Artist David Shillinglaw unveiled a revamped version of Samson and Delilah last Thursday after the original was tagged and defaced.
Three years ago, David Shillinglaw was asked to reinterpret a painting from the Dulwich Picture Gallery in his “own groovy style”. The commission was part of an ongoing project that is bringing the art that hangs on the walls of the Picture Gallery onto the street. Shillinglaw, who was going through a breakup at the time, chose to reinvent Van Dyke’s Samson and Delilah.
“I think it’s an amazing project because, in a way, it sort of validates people working in the street if it has the context of being directly inspired and linked to a master’s work from somewhere like Dulwich Picture Gallery… it’s like a dialogue between me, the street, the museum and the artist who died hundreds of years ago.” David said.
David was given permission to paint his mural on the side of the Florence Pub in Herne Hill. The wall, which lies between two major roads, receives a lot of foot traffic and is a prime location for street art. Over the years, David’s original piece was tagged and graffitied over. David initially resisted requests to clean it, believing the defacements were a natural part of the evolution of his and other street artists’ work.
He jumped, though, at the opportunity to redo the work and was interested to see how it would be different from the original. In the three years since David painted his original mural, he has evolved personally and artistically.
“I have what I did three years before to go on, so it’s nice in a way because I can kind of copy my own work.” David said, “But it won’t look the same- it will be different because three years have passed and I’m better than I was… am I better? I’m more experienced than I was, definitely. A lot’s happened in three years… I’m a different person now.”
As a person, David is a force. He has floppy brown hair and paint splattered clothing and a distinctive energy that seems to be composed of equal parts nerve and passion. He is as bold and vibrant as the art he creates, which is composed of vivid colors, geometric patterns and shapes and an overwhelming amount of almond shaped eyes. He danced and sang along to the Rolling Stones- music, he says, is essential- as he painted and chatted, half to himself, half to observers, as he finessed paint from his cans and brushes. You could see the cogs working in his brain as he stepped back to evaluate the wall before painting, and sometimes repainting, sections.
He is disarmingly humble and his articulate speech is generously peppered with expletives. He goes on tangents and jumps from topic to topic but eventually talks himself into revelations and insights that he seems to surprise himself with. He sometimes speaks with a quasi-childlike wonder and is excitable and distractible. His art too, with its bright, opaque colors, easily recognizable forms and literal wide eyes, is reminiscent of childhood, albeit in a mature and nuanced way.
“I think all children are artists and then they decide to do other things. And I just didn’t.” David said.
David has been creating art since before he could remember. This, he thinks, probably started because his mother used to “cello tape pencils and paintbrushes to [his] hands”. He paints masterfully and with apparent ease. Figures spring up and are eased out of the paint in surprising ways.

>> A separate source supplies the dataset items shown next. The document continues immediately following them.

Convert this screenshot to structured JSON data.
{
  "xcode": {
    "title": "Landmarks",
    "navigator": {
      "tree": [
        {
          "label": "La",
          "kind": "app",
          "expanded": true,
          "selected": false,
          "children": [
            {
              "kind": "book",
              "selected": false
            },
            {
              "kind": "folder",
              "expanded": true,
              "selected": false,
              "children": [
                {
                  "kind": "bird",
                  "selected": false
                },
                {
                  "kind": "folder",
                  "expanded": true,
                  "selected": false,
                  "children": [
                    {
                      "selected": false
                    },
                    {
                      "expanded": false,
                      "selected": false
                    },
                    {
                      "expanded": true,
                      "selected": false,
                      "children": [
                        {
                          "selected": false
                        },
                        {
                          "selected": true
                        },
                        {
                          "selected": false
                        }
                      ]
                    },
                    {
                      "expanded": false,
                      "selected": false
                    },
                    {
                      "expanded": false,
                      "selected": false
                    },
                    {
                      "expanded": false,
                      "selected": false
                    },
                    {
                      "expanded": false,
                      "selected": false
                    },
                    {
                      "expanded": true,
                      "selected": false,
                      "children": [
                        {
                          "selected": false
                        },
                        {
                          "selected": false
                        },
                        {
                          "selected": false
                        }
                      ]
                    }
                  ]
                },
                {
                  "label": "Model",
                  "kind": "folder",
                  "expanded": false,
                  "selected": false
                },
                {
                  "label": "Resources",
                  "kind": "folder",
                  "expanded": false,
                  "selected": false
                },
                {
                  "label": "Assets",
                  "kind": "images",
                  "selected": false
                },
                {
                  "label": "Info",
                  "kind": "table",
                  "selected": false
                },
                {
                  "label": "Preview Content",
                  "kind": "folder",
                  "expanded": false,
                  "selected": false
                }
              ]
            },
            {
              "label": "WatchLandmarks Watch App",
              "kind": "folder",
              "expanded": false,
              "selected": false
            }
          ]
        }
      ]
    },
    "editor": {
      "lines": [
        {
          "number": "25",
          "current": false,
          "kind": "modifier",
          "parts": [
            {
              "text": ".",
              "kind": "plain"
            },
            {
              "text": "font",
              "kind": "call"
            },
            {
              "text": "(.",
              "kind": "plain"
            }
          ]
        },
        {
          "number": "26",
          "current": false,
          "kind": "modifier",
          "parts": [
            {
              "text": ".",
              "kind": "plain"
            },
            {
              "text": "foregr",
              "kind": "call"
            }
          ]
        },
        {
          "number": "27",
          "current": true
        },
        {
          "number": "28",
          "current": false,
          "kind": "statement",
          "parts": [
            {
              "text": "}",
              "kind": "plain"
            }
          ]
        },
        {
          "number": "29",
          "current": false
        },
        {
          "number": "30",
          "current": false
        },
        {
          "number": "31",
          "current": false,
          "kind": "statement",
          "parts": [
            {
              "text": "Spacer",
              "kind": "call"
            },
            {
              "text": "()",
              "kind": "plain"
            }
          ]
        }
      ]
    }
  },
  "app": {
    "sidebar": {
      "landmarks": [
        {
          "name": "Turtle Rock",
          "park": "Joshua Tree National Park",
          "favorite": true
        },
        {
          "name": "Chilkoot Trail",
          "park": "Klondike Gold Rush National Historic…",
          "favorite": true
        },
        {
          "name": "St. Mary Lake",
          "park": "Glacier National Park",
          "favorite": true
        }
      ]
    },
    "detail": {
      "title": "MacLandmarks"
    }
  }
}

David completed the mural in less than a day- a testament to his ability.
His reimagining of Samson and Delilah is simultaneously bold and languid; Delilah, with her four eyes, looms over the crazed Samson, scissors on the precipice of snipping his hair. Eyes and hands consume a large portion of the space, giving the piece a rather voyeuristic quality.
David hopes that his painting will intrigue passersby and inspire them to think about the images they see on a day to day basis. He likes that his work “contributes to the visual landscape” in a non-commercial or corporate way. The work is just there to be enjoyed and, hopefully, to start conversations.
“When you’re walking down the street and you think you know what you expect to see and you see something else. That makes me feel good, like in a way I’m having a conversation with someone I’m never gonna meet.” David said. “That’s the nicest thing about painting: you can say loads of things, and you don’t have to open your mouth.”
David’s Samson and Delilah mural is located in Herne Hill on the side of The Florence.